Britanyalı bir yardım kuruluşu olan Oxfam’ın “Bedel Ödemek” başlıklı raporunda ABD, Almanya ve Japonya gibi zengin ülkelerin millî gelirlerinin yüzde 0.7’lik bölümünün insanî yardıma ayrılmasına dair 1970’te verdikleri sözü yerine getirmedikleri ve bunun sonucunda 45 milyon çocuğun 2015’e kadar ölebileceğine dikkat çekiliyor. Raporda, G-8 ülkelerinden hiçbirinin 34 yıl boyunca verdiği sözü tutmadığı ve programa uymadığı belirtiliyor.

Oxfam başkanı Barbara Stocking, “Dünyanın en fakir çocukları zengin ülkelerin yardım politikalarının bedelini ödüyor ve yaşam mücadelesi veriyor.” diyor. Stocking, varlıklı ülkelerin zenginleştikçe daha az yardımda bulunduğunu, yardım programlarının terörizme savaş açan ülkeler tarafından kullanılıp sömürüldüğünü belirterek bunun durdurulması gereken bir skandal olduğunu vurguluyor.

 

***

 

“Fakir ülkeler zenginlere günde 100 milyon dolar borç öderken, çocukları aç kalıyor!”

 

*** 

 

“Ekranın kararması, ruhların kararmasından iyidir.”

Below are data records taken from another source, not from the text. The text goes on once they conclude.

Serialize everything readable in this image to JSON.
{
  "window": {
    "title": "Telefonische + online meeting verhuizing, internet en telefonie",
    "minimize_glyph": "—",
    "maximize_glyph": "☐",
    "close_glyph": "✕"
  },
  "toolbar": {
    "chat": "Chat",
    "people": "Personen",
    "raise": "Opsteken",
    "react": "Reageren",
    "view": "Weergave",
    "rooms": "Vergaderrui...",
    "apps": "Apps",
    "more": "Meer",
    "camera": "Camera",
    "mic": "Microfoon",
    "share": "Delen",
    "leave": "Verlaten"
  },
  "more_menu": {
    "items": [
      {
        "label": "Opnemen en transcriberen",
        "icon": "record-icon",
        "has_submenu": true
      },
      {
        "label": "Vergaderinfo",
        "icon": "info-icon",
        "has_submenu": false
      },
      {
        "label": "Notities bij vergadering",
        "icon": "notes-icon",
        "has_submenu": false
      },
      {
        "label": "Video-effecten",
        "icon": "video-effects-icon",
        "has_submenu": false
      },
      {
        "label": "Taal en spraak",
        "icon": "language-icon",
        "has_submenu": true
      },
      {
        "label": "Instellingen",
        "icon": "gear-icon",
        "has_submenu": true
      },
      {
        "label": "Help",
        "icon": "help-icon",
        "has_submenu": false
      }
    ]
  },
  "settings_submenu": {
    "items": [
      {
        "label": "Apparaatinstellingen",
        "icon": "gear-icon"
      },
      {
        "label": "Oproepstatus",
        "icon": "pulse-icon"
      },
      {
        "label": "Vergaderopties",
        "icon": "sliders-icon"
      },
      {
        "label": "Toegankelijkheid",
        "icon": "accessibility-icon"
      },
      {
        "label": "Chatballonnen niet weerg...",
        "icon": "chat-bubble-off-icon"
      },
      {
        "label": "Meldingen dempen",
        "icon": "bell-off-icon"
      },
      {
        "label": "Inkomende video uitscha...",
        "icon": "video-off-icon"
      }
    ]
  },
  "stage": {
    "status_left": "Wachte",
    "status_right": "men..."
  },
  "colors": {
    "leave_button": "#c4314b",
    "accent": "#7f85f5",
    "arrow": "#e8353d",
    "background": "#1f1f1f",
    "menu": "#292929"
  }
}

— Kemal Sayar’dan televizyonlarımızı zamanında kapatmamız için yerinde bir uyarı!

 

***

 

EĞİTİM VE AHLÂK

“Çocuklara işkence yapan doktorlar gördüm, insan yakan fırınları tasarımlayan mühendisler gördüm, insan öldürmekten zevk alan eğitilmiş kişiler gördüm... Ve anladım ki, eğitimin amacı, bilgi ve uzmanlık vermekten önce, insan ahlâkının geliştirilmesi olmalıdır.”

Ahlak anlayışından kopuk bilginin, insanları neyle yüz yüze getireceğini açıkça ortaya koyan bu sözler, Nazi soykırımından kurtulmuş bir hahama ait. Eğitimcilerimizin dikkatine!